According to the bill, voters will be able to initiate the recall of an elected official through a petition. The petition must have at least 25% of the votes cast for governor in the most recent election the sitting governor was elected. The petition must be approved by the Secretary of State. If the Secretary of State is the subject of the recall, then the Attorney General will handle approving the petition.

• SJR3 – Sen. Alan Clark, R-Lonsdale, is the author of this relatively short amendment proposal that addresses transaction rights in the context of personal and religious beliefs. The proposal says “an individual shall not be denied the right to conduct a transaction based upon his or her personal opinions or beliefs, including without limitation his or her religious beliefs.”

• SJR4 – This measure, filed by Sen. Clarke Tucker, D-Little Rock, does away with party primaries. All candidates for Congress, Senate, constitutional offices, state legislators, prosecutors and judges, and county officials would appear on the primary ballot. The top two vote-getters per office would advance to the general election. Presidential candidates and municipal candidates are excluded from this process.

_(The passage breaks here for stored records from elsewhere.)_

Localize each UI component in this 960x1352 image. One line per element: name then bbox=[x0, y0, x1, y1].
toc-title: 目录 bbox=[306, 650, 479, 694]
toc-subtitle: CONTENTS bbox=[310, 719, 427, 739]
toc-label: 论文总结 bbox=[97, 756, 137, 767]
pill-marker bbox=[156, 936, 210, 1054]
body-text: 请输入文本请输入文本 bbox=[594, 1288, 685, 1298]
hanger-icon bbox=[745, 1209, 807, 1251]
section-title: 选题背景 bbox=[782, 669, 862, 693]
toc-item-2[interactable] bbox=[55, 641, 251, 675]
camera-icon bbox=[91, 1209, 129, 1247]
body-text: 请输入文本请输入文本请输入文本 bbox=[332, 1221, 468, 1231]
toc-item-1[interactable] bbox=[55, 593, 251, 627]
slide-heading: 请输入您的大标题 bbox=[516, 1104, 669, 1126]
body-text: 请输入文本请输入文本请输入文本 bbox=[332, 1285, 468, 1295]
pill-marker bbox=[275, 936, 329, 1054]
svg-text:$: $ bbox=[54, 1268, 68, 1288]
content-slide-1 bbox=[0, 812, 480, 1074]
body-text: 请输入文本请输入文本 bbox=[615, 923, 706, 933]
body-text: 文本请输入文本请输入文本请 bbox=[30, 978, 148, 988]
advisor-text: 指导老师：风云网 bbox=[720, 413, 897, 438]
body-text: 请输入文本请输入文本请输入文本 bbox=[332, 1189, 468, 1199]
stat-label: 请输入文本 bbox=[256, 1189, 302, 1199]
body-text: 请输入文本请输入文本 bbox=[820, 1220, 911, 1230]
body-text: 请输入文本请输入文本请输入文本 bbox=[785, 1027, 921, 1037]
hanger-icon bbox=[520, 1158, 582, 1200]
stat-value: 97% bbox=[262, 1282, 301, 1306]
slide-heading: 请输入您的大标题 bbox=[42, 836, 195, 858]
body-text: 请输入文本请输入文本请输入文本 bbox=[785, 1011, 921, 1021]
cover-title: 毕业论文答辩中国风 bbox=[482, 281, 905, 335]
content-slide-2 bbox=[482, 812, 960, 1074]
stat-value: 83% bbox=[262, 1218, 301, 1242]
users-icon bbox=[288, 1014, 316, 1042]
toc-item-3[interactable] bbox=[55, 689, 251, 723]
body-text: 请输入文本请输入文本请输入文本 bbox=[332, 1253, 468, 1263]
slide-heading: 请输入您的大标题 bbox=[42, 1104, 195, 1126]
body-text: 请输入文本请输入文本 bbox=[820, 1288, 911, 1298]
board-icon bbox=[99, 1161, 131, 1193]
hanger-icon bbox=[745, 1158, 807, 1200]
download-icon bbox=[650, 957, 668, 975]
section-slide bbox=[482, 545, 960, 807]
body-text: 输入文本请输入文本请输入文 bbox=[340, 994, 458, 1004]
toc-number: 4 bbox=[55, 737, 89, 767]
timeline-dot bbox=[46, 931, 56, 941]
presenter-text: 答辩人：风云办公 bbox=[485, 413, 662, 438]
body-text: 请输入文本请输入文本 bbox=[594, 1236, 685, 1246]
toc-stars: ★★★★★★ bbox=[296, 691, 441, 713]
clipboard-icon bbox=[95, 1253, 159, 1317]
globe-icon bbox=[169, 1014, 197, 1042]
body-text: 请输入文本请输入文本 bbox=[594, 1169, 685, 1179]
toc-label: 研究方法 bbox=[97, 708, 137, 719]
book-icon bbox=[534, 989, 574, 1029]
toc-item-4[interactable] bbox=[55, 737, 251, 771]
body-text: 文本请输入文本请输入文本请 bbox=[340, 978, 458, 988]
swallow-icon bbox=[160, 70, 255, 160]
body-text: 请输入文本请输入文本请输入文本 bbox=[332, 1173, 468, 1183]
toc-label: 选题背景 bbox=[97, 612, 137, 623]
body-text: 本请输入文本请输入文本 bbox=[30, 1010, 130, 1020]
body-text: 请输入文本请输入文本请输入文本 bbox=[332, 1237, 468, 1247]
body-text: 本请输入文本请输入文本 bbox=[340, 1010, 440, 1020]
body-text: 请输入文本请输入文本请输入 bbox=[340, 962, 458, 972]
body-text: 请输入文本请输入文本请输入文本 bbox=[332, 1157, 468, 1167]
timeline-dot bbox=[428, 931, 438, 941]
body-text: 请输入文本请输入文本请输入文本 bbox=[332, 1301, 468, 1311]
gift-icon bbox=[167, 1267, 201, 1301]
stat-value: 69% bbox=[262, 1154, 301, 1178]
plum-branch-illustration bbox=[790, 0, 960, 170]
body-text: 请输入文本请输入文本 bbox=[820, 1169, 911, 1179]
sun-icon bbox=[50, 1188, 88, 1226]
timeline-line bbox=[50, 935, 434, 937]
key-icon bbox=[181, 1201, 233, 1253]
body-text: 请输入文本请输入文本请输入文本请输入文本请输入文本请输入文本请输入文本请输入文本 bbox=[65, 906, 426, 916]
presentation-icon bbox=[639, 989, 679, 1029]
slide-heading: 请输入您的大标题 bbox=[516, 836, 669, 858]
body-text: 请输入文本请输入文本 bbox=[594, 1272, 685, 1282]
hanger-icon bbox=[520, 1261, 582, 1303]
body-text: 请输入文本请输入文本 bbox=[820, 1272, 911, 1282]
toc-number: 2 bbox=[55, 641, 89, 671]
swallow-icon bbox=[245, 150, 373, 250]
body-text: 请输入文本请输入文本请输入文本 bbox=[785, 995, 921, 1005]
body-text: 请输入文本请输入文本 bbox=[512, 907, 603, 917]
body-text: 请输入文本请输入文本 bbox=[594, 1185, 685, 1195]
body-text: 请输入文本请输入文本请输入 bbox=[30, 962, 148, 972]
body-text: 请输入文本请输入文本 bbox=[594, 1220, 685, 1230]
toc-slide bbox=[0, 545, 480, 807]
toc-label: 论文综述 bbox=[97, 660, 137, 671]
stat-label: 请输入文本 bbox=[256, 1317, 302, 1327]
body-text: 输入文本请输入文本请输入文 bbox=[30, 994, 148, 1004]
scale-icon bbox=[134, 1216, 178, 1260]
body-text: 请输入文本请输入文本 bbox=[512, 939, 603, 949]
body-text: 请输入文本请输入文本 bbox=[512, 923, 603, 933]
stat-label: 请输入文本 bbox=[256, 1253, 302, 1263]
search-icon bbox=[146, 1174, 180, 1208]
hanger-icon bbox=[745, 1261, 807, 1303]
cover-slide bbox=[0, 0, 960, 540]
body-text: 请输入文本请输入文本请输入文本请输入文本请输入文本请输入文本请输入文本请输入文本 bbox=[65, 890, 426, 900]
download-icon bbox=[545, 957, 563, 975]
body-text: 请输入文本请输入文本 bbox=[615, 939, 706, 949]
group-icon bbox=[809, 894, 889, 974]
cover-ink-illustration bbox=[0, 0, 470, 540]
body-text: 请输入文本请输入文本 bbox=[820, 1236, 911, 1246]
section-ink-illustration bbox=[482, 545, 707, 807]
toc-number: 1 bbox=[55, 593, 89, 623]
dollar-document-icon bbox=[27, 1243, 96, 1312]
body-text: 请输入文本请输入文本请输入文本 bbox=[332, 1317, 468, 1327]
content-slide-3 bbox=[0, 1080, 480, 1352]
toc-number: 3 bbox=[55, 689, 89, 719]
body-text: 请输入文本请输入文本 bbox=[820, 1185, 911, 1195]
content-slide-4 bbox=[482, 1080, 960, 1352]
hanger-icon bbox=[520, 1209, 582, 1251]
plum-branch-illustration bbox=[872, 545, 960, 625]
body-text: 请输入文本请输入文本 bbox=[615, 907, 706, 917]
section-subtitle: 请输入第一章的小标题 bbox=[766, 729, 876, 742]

There are other provisions in the bill to spell out the voting process as well as how political parties will choose delegates for their Presidential candidates.

• HJR1001 – Rep. David Ray, R-Maumelle, filed a measure to strip the authority of the Independent Citizens Commission, which was set up to control and oversee salaries for elected officials in the state. Ray’s proposal would give the General Assembly the authority to set salaries for state lawmakers, elected constitutional officers, justices of the Supreme Court and Court of Appeals, and prosecuting attorneys.

• HJR1002 – Rep. Stephen Meeks, R-Greenbrier, filed HJR1002, which would allow voters to vote on changes to property taxes. According to the bill, an amendment to the Arkansas Constitution would authorize the legislature to reduce or eliminate the taxation of personal property. Lawmakers would be required to eliminate taxes on personal property by 2050.

Property taxes will still be able to be levied at the city level. A petition would have to be filed by local voters, which can’t go over an increase of five mills.

• HJR1003, with Rep. Fran Cavenaugh, R-Walnut Ridge, as lead sponsor, has been filed in the House and is similar to SJR2. Payton is a co-sponsor for the bill. The House version of the bill adds that after a failed recall of an official, another recall petition can’t be filed against that official for the rest of their term in office.

There are 19 states that allow for the recall of state officials, according to the National Conference of State Legislatures. Recalls for state officials are typically unsuccessful, with Gov. Gavin Newsom, D-California, and Gov. Scott Walker, R-Wisconsin, surviving their recalls, which are the most recent cases.